The State Museum’s Katrina exhibit is a step in the right direction, and so are the historical plaques excoriating the Army Corps that Levees.org has erected at places where the city’s flood defense failed so catastrophically.
Before the wrecking crew erased the Felicity Street structure this week, the mural was documented by the State Museum’s chief photographer Mark Sindler, who has been collecting signs and other visual icons of Katrina ever since the disaster. He had hoped to preserve the façade as a museum exhibit – better than nothing but hardly the same as simply leaving the façade where it stood.

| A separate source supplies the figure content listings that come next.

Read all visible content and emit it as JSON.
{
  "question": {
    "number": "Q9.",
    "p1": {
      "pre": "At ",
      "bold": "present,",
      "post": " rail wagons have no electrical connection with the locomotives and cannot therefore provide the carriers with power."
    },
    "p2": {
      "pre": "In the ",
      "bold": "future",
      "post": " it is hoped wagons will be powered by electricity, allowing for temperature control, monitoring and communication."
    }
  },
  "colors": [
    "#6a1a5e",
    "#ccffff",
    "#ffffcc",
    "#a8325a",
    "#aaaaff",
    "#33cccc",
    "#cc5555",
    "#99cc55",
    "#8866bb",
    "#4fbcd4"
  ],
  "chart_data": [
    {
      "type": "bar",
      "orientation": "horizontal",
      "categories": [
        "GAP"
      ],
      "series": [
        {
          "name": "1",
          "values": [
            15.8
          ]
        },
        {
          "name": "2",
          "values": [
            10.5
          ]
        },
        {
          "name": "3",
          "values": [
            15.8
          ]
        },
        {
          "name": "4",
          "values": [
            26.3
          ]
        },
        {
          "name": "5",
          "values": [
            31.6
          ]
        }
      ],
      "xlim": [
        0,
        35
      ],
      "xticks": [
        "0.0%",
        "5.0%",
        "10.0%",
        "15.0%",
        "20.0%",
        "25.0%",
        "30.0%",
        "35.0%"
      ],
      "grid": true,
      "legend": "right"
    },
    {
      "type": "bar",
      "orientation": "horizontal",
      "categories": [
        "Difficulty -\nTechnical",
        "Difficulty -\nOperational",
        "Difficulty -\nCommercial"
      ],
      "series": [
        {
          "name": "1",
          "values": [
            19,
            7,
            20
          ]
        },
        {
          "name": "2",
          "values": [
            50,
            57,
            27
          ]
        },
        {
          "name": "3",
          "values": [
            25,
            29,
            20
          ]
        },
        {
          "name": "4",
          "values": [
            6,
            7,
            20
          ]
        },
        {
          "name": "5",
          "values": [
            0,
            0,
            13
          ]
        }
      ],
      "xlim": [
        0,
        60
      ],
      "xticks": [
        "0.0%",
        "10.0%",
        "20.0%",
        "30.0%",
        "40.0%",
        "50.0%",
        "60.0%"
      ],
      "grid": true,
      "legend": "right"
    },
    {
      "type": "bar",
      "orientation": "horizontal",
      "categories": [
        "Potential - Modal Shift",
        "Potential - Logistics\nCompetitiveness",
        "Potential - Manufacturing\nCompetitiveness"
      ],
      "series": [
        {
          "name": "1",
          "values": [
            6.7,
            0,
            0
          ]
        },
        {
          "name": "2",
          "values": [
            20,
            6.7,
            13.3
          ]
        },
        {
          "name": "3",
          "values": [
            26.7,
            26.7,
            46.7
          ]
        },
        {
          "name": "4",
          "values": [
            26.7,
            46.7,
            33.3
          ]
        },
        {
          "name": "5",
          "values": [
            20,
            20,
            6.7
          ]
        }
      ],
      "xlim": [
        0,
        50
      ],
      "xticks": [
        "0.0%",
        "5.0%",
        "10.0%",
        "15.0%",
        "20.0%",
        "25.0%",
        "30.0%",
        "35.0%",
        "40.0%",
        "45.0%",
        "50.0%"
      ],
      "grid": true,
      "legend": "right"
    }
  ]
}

Some homeowners in stride with this spirit have preserved the iconic bull’s-eyes that search-and-rescue teams sprayed on their homes. Journalist Chris Rose made one of them famous as the title of his collection of Katrina columns, “One Dead in Attic.”
Hechavarria had no illusions that he was creating a monument that would last to the end of time. It was inevitable that it would be knocked down, he said Thursday as word of the demolition reached him at his home in New Jersey.
But the city’s act of cultural vandalism, if inevitable, also carried symbolic value for Hechavarria. “The house being destroyed is a representation of where African people are in the 21st Century,” he said dryly – “ridiculed, attacked, oppressed and destroyed. “
Hechavarria’s colorful facade had given one neighborhood a focus for meditation on community and loss. Now, in the gap where his work stood, we can continue the meditation, the part of it that is about loss.